As we all know, those highly ranked recruiting classes under Chizik did not translate to the field. Jerry Hinnen of CBS Sports may have phrased the phenomenon the best.
Jerry Hinnen @JerryHinnen
Chizik's recruiting classes were like hitting the lottery and investing everything in http://t.co/HvfIxcXnao stock.3/26/2013, 8:05:14 PM
After a solid freshman campaign in 2011 in which he appeared in all 13 games, Florence saw limited action in 2012 under new defensive coordinator Brian VanGorder.
Although the story of Florence has ended with Auburn, the contents are not unlike a lot of the other members of the 2011 class who remain.
The theme: high expectations that have not been close to being met.
For the most part, the members of the class of 2011 just completed its second season of college football. Only RB Tre Mason and center Reese Dismukes can claim to have been as advertised.
Mason rushed for 1,002 yards as Auburn's featured back in 2012 despite every defense stacking up against the run due to Auburn's ineffective passing attack.
Dismukes earned freshman All-American honors in 2011 and started 10 games in 2012.
As for the others, they have appeared to be overmatched against SEC competition up to this point in their careers. Overmatched not only against the top teams of the SEC, but even against teams that were supposed to be less talented, according to the recruiting rankings.
Some of the blame can be passed onto the former coaching staff for not developing players and some can be placed on nagging injuries, but ultimately, the burden of living up to recruiting hype falls on the shoulders of the individual players.
The good news for most members of this class is that there is still time to write a good ending to their collegiate careers at Auburn.
Among others, QB Kiehl Frazier, WRs Sammie Coates and Quan Bray, LB Kris Frost, TE C.J. Uzomah, S Jermaine Whitehead and DT Gabe Wright are all expected to play big roles in 2013.
Wright famously donned a backwards hat on national signing day in 2011 that read, "Nick Who?" in reference to the departure of Nick Fairley and his intentions to make Auburn fans forget about the Lombardi Award winner rather quickly.
Admittedly, Wright has not lived up to his or Auburn's standards on the field. "I just look back, I'm not a statistics guy, but I did little to none to help my team," Wright told Joel Erickson of al.com.
Wright insists that things will be different in 2013. "It's time to produce," he told Aaron Brenner of the Columbus Ledger-Enquirer.
Whitehead concurs. He senses a big year for himself and his fellow defenders.

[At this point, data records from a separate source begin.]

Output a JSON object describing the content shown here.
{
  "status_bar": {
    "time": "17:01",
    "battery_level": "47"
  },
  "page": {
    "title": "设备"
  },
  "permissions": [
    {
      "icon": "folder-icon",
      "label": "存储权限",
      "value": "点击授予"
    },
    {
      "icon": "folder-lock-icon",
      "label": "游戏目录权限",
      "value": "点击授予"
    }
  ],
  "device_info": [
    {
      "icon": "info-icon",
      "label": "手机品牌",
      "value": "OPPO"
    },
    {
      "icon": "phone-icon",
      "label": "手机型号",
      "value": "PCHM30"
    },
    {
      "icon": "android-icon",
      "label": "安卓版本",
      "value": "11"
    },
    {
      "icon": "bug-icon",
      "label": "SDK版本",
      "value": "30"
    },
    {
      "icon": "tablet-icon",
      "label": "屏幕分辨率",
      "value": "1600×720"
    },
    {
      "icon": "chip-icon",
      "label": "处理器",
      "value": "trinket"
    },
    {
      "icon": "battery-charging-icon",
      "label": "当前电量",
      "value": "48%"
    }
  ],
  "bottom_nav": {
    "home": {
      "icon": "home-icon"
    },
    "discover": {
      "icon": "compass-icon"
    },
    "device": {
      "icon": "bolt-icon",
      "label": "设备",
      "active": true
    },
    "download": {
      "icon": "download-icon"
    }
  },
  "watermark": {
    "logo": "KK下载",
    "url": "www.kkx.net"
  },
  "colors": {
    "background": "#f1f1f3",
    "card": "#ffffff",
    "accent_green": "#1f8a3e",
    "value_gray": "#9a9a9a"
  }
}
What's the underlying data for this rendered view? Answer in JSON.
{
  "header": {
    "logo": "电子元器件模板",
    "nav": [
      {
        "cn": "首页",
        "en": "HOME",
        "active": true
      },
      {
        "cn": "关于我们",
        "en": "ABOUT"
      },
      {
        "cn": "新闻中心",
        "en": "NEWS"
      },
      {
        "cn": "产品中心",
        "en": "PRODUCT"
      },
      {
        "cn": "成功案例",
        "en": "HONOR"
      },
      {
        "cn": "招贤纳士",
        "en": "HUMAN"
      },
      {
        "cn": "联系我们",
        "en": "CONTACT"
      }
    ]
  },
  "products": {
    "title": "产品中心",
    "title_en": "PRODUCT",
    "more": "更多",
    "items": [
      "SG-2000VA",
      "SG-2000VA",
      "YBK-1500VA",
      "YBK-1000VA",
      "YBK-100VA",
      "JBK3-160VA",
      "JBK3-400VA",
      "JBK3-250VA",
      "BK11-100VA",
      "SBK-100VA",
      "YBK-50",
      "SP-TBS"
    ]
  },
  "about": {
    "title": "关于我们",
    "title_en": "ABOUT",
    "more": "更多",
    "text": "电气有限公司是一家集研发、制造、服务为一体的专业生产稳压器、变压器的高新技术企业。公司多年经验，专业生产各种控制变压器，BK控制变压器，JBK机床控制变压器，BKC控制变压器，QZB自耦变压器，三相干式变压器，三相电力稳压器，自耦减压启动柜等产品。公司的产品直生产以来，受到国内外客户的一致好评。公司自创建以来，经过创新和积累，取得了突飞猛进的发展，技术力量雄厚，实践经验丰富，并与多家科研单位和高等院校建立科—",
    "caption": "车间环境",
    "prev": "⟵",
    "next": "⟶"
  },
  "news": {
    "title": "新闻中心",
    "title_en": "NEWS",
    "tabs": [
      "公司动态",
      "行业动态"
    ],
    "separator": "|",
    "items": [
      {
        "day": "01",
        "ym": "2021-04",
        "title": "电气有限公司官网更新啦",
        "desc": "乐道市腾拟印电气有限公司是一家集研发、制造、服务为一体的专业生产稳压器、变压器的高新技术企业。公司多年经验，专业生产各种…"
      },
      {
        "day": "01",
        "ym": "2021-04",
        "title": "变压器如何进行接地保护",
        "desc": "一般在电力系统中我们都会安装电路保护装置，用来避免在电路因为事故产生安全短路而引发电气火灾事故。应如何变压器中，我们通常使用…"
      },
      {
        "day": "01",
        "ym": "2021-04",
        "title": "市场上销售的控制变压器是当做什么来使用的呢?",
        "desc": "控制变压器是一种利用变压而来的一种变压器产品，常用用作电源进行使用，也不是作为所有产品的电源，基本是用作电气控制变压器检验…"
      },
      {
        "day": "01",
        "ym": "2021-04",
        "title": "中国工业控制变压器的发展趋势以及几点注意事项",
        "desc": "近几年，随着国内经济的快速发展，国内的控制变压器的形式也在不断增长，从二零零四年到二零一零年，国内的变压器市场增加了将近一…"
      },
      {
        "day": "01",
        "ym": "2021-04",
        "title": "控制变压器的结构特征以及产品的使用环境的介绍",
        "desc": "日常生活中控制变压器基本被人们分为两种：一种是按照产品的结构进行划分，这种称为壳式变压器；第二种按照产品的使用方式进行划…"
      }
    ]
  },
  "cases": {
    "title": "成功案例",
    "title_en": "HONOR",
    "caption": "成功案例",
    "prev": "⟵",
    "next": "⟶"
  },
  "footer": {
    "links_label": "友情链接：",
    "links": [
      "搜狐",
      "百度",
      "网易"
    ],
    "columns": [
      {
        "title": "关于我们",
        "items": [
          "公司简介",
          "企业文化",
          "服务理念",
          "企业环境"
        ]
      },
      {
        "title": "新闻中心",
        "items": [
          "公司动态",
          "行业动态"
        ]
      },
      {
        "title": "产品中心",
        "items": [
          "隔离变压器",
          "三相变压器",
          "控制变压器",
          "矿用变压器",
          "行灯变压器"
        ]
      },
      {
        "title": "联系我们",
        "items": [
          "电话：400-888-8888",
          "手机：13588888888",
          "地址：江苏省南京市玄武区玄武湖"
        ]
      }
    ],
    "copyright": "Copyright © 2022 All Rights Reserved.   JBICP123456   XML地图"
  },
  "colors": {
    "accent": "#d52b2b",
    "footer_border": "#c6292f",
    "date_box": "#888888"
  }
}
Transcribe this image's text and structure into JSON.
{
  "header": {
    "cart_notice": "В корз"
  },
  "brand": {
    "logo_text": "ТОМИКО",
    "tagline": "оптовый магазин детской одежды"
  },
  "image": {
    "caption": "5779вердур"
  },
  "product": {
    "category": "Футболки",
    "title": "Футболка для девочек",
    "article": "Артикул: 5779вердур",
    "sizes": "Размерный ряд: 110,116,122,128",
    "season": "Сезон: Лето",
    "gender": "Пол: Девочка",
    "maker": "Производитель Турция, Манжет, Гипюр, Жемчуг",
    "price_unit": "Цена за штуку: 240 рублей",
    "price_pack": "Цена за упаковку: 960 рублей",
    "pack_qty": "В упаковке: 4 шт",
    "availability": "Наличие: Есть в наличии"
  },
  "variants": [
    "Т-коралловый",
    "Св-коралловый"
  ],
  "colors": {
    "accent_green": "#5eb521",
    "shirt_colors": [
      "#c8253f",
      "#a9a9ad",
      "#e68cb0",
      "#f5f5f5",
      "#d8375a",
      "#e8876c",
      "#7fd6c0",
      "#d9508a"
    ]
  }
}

“I've got a year under my belt, I'm feeling better, feeling more comfortable every day. It's a new day and things are starting to turn around for me,” Whitehead told Brandon Marcello of al.com.
For 2013 to be different than the terrible 3-9 2012 campaign, the members of the 2011 class must prove that the recruiting agencies and the countless other schools that offered them full scholarships were not wrong.
Up to this point, the class of 2011 as a whole has done nothing to warrant the praise it received just two years ago as one of the nation's best recruiting classes.
Time to write a different story. It's a "new day," after all.